O repertório musical criado para os espetáculos dos grupos da casa e a programação musical do Vila foram nesse período de mais de duas décadas as duas asas com as quais a música no Vila voou. Voou alto, voou lindo!
Os espetáculos As Palavras de Jó (2014), um monólogo que trouxe Marcio Meirelles à cena, com música de João Meirelles, e Erê pra Toda a Vida (2015), montagem do Bando de Teatro Olodum com música minha, marcam um período de muitas mudanças que, a meu ver, deram-se no próprio modo do fazer artístico e teatral da cidade.
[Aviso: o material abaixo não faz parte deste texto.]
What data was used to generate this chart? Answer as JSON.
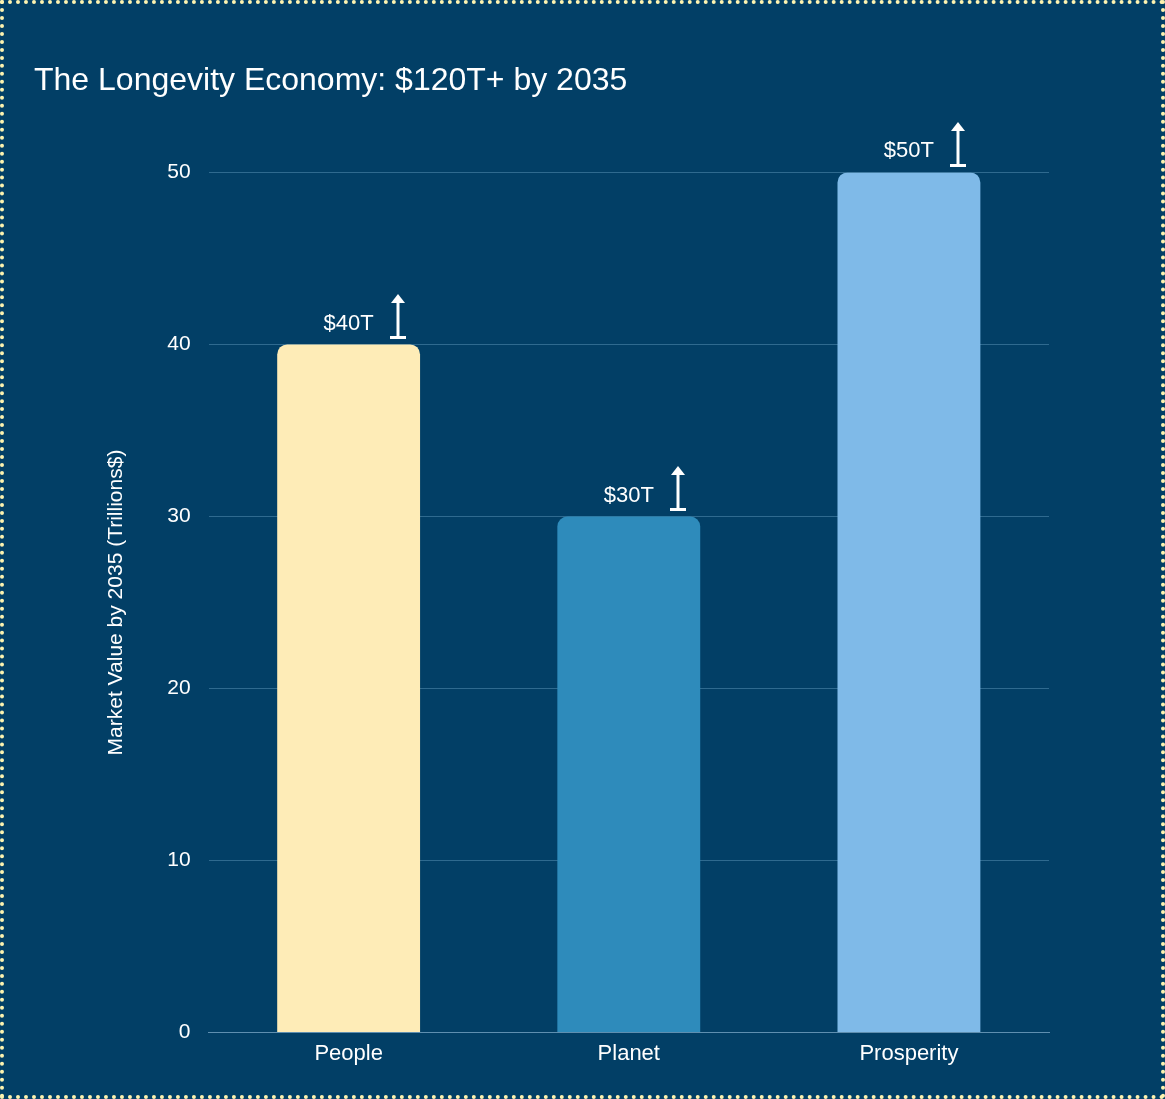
{
  "chart_data": {
    "type": "bar",
    "title": "The Longevity Economy: $120T+ by 2035",
    "ylabel": "Market Value by 2035 (Trillions$)",
    "categories": [
      "People",
      "Planet",
      "Prosperity"
    ],
    "values": [
      40,
      30,
      50
    ],
    "colors": [
      "#feecb7",
      "#2e8bbb",
      "#7fbae8"
    ],
    "value_labels": [
      "$40T",
      "$30T",
      "$50T"
    ],
    "ylim": [
      0,
      50
    ],
    "yticks": [
      0,
      10,
      20,
      30,
      40,
      50
    ],
    "grid": "y"
  }
}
Agradeço por ter vivido boa parte dessa história em que pude presenciar ali, de pertinho, alguns episódios preciosos da nossa música. Ali pude compor canções que foram pra cena nas vozes de artistas como Virgínia Rodrigues e Lázaro Ramos; ali escutei Ricardo Castro, de retorno ao Brasil, expor pela primeira vez a ideia do Projeto Neojibá; ali escutei Beto Barreto esboçar uma ideia do que viria a ser o Baiana System; ali pude escutar Álvaro e Eric Asmar tocarem juntos, mostrando a força do blues na Bahia; ali a Confraria gravou e lançou seu segundo álbum autoral e tantos outros projetos; ali pude ver João Meirelles lançar o projeto Tropical Selvagem ao lado de Ronei Jorge e Lia Cunha e, pouco depois, o Plataforma Largo; ali vimos Jadsa Castro despontar com sua música antes de seguir para o mundo.
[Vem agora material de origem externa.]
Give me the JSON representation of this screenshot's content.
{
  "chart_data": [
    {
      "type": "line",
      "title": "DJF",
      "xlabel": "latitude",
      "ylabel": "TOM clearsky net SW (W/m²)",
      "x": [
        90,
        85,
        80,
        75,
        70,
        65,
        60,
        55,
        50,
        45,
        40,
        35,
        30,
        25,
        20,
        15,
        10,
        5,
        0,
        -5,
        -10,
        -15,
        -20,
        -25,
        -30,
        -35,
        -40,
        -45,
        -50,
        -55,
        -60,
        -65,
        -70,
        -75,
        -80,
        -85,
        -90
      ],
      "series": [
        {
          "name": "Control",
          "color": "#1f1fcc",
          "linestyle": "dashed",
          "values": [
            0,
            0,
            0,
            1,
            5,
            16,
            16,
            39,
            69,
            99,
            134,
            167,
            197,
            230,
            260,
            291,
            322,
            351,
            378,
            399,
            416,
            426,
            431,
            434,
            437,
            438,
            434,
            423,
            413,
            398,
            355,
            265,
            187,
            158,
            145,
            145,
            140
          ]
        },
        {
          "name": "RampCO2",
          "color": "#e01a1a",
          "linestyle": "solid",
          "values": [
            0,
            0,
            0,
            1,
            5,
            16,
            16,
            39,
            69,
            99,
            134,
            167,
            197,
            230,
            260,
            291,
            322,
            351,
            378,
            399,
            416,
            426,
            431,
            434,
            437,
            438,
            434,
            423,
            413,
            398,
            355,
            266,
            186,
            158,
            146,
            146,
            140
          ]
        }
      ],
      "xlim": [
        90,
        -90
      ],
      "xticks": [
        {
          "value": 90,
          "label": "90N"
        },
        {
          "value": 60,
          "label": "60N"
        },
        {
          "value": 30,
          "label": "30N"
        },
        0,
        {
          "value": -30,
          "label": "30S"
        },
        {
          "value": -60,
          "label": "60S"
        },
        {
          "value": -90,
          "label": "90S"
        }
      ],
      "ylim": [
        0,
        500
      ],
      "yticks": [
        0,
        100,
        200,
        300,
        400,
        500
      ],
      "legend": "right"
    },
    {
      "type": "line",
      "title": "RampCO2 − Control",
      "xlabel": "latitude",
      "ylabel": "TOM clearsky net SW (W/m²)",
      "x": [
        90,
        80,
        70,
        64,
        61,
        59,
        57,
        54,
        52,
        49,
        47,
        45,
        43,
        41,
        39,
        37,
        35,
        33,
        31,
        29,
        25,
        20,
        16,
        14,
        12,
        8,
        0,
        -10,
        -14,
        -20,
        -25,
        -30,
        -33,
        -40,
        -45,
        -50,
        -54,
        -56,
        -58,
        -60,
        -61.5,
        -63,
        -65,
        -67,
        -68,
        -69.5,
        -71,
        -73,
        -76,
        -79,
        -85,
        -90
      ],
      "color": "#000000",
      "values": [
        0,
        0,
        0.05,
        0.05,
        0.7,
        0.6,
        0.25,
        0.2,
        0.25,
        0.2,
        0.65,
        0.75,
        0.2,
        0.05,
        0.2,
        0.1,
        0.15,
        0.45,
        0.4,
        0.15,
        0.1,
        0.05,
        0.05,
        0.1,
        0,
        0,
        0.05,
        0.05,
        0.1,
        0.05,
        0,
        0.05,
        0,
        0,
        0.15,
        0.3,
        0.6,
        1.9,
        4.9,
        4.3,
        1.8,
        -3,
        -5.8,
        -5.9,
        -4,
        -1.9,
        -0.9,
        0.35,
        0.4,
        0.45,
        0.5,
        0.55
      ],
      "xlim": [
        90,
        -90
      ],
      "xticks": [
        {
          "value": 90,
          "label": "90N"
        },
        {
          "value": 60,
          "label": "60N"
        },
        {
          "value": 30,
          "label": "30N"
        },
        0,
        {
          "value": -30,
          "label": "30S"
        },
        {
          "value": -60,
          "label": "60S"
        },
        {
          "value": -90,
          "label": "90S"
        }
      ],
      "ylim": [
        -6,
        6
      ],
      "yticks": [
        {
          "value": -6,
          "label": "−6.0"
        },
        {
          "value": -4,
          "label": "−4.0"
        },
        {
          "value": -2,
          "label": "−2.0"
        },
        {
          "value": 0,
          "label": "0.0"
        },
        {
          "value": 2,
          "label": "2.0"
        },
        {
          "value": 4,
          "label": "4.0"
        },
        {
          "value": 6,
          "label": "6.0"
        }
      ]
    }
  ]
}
Ali, dentro do Passeio Público, em Salvador, na Bahia, há um teatro vivo! Ele respira e inspira a invenção artística;
Como nós, ele tem seus ciclos de vida;
Como nós, ele também atravessou tempos difíceis de regimes autoritários no passado e sofre com a ascensão política de grupos que acham que a arte é uma ameaça;
Como nós, ele atravessou uma pandemia que impediu as pessoas de estarem reunidas;
Como nós, ele aguarda o que virá como resposta às crises que enfrentamos como sociedade e que parecem nos arremessar sem retorno ao individualismo;
Ali, dentro do Passeio Público, em Salvador, na Bahia, há um teatro vivo e cheio de música.
É o Vila! Teatro Vila Velha de Todos os Sons.
O Teatro Vila Velha também é um espaço de formação. Atores, diretores, cenógrafos, iluminadores, músicos, coreógrafos, dançarinos e outros artistas, técnicos e gestores têm a oportunidade de desenvolver seus ofícios no Vila. Desde sua fundação, várias ações desta natureza foram se fortalecendo com o tempo. A partir de 1998, com o novo prédio do Vila, o programa de formação ganha espaço, com diversas iniciativas realizadas por projetos e pelos grupos residentes.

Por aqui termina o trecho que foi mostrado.